La dégustation - Théâtre de la Renaissance


Les dimanches pluvieux à Paris, c'est pas ce qui manque. Le vent frais qui se faufile dans les ruelles, couronné par un ciel gris et cotonneux. S'il y a bien un remède à tous ça, c'est bien le théâtre.

J'entends ici le théâtre parisien, avec ses balcons, ses dorures, ses loges et ses fauteuils en velours rouge. Rideaux peints et tutti quanti. Le kitsch, le grand, le vrai. Le Théâtre de la Renaissance coche toutes les cases du cliché parisien. Grande salle qui en jette, bâtiment vieux comme Mathusalem et un fonctionnement à l'ancienne, avec placiers et jeunes gens trop bien habillés pour un dimanche après-midi.


La pièce à l'affiche est primée, une distribution aux petits oignons : Isabelle Carré, Bernard Campan en tête d'affiche pour attirer les curieux et incarner les futurs amoureux de cette comédie romantique. On y retrouve aussi des comédiens délicieux comme Olivier Claverie dans le rôle du médecin, Éric Viellard dans celui du libraire et enfin Mounir Amamra en jeune délinquant en liberté conditionnelle dont l'humour n'a d'égal que la tendresse.


Lever de rideau. On découvre un décor ultra réaliste de petite cave de quartier aux bouteilles bien présentées, jolis tonneaux pour déguster le vin mais aussi des accessoires comme un terminal de paiement par carte qui fonctionne et un rideau de fer électrique pour la vitrine du magasin qui campent l'intrigue dans un environnement actuel. Le diable est dans les détails. Les accessoires sont peu nombreux ( chaîne hi-fi, bouteilles de vin, manteaux, documents, serpillère) mais utilisés avec doigté dans un soucis de réalisme et toujours pour servir le texte.


Le texte, parlons-en. Le scénario est le suivant : «Divorcé du genre bourru, et célibataire depuis trop longtemps, Jacques tient seul une petite cave à vins. Hortense, engagée dans l’associatif, tout proche de finir vieille fille, débarque un jour dans sa boutique et décide de s’inscrire à un atelier dégustation. Mais pour que deux âmes perdues se reconnaissent, il faut parfois un petit miracle. Ce miracle s’appellera Steve, un jeune en liberté conditionnelle, qui, contre toute attente, va les rapprocher». On se dit d'abord que oui une comédie romantique, c'est mignon, guilleret et inoffensif mais Ivan Calbérac ne cesse de nous surprendre avec La Dégustation. La comédie fonctionne avec une mécanique bien huilée, un rythme ternaire très efficace où le comique de répétition prend place sans s'installer dans la lourdeur. Le rire vient d'une part des situations, de quiproquos habiles mais aussi du mélange des registres qui résulte de la rencontre des différents personnages. Les jeux de mots sont nombreux et le personnage de Steve avec ses maladresses lexicales vient ajouter au rire une certaine complicité avec le public.

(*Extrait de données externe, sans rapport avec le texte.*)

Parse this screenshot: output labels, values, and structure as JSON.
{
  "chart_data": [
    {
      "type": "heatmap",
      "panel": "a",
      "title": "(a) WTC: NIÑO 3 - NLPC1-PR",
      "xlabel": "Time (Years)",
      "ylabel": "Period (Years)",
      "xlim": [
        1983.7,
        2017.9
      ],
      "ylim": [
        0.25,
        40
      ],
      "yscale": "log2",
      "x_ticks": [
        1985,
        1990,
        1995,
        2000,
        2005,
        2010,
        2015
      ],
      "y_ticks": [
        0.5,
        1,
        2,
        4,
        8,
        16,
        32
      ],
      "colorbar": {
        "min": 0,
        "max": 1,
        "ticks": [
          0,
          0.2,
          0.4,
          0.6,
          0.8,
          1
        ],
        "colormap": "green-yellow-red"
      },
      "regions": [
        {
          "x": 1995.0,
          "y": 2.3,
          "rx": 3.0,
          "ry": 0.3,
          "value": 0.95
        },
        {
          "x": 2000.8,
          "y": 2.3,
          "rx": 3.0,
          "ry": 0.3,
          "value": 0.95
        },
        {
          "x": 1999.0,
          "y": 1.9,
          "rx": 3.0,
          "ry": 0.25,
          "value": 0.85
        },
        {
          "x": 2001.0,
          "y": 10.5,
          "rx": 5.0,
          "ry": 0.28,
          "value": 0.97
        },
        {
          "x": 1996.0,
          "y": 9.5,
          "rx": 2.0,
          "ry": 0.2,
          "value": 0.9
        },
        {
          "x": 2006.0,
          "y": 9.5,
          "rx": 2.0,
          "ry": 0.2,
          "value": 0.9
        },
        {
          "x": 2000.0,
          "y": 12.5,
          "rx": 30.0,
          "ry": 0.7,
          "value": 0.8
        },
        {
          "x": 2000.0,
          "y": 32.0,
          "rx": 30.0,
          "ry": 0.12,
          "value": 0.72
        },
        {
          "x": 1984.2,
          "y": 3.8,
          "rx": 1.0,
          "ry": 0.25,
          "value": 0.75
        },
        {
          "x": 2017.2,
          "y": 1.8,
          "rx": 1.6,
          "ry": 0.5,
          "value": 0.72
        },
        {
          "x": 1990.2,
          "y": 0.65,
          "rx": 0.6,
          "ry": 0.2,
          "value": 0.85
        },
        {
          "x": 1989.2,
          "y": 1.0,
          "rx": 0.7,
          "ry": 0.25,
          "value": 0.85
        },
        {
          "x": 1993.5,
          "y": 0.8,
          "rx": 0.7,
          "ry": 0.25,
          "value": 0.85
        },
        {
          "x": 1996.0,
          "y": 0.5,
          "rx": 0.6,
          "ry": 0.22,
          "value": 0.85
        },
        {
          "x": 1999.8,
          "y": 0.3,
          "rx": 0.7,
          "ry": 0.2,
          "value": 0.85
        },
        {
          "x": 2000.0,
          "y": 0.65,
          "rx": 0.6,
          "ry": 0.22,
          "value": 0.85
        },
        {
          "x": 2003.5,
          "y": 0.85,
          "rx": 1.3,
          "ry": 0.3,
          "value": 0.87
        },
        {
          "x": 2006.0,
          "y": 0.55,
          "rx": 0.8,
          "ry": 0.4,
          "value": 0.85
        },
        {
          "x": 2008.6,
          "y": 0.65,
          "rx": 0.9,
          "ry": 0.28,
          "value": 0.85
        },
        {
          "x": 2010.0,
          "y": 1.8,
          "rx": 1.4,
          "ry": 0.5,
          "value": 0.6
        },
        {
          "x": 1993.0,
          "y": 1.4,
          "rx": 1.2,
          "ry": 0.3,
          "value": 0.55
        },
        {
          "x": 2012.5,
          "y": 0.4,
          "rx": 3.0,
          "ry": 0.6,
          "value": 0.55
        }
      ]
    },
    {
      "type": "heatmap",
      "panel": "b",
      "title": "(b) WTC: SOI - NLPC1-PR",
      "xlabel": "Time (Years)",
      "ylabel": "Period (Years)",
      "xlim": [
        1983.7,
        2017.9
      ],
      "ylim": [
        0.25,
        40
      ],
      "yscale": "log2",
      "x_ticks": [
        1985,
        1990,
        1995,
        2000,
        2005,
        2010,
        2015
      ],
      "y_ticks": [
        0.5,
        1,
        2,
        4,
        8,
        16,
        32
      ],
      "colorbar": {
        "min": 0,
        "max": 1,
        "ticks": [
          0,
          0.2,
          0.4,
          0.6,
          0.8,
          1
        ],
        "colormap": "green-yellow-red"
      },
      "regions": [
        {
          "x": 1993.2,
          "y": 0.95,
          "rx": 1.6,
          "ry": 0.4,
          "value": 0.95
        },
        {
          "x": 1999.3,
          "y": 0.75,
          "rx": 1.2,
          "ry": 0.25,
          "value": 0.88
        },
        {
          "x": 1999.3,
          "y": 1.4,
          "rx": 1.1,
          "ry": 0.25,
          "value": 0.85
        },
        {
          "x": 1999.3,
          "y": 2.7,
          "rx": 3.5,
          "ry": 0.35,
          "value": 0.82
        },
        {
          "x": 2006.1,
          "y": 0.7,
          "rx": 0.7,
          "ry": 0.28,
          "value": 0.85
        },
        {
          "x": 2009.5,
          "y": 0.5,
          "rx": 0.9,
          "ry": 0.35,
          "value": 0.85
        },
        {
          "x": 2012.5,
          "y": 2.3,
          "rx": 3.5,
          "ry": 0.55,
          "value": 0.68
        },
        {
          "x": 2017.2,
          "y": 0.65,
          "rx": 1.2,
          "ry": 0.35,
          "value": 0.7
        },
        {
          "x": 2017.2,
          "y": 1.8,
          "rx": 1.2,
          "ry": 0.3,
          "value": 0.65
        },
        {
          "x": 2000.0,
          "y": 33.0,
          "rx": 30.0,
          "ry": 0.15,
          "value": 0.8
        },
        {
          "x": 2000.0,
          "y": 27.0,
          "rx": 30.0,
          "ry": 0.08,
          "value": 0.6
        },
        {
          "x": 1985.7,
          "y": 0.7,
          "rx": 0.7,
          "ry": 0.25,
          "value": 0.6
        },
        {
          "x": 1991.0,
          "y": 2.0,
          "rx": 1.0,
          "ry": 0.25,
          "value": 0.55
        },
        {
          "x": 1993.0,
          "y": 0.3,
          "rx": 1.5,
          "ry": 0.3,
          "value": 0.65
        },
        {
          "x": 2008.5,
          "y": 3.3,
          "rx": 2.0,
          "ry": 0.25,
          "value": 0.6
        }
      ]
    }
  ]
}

La métaphore filée de la dégustation associant le vin à l'amour, la délectation à la séduction, les saveurs aux divers plaisirs de la chair se poursuit tout au long de la pièce jusqu'au point de non-retour où nos deux amoureux tombent dans les bras l'un de l'autre. Or, le texte ne finit pas là et la comédie romantique prend un tournant plus sérieux, presque dramatique. L'alcool peut se révéler comme un poison et le décors de la cave se transforme en un clin d’œil en chambre d’hôpital ou en cellule de prison. Les nerfs à vif, les répliques guillerettes laissent place aux réflexions profondes et on se laisse toucher par la détresse de Jacques, d'Hortense, de Steve tout en se laissant porter par la bonhomie d'un médecin aussi drôle que bienveillant.


D'une comédie mettant en vedette le célibataire endurci et la vieille fille bourgeoise, on passe à une peinture réaliste des problématiques actuelles : alcoolisme, pauvreté, délinquance et réinsertion. On suit également la trajectoire d'Hortense de la Villardière au sujet de la PMA. La comédie devient sérieuse mais toujours joyeuse et rafraichissante grâce à la finesse du texte et surtout à l'interprétation des comédiens qui passent d'une émotion à l'autre avec beaucoup de justesse. Le point culminant de la pièce, la fameuse dégustation, jouée face public pourrait paraître un peu cliché mais l'ivresse n'est pas surjouée, l’ébriété est contenue. Les vapeurs d'alcool se dissipent dans la salle au fil des répliques pour laisser le public grisé à la fin de la représentation. Le salut final a un goût de revenez-y et on comprend alors le prix du Molière de la meilleure comédie 2019.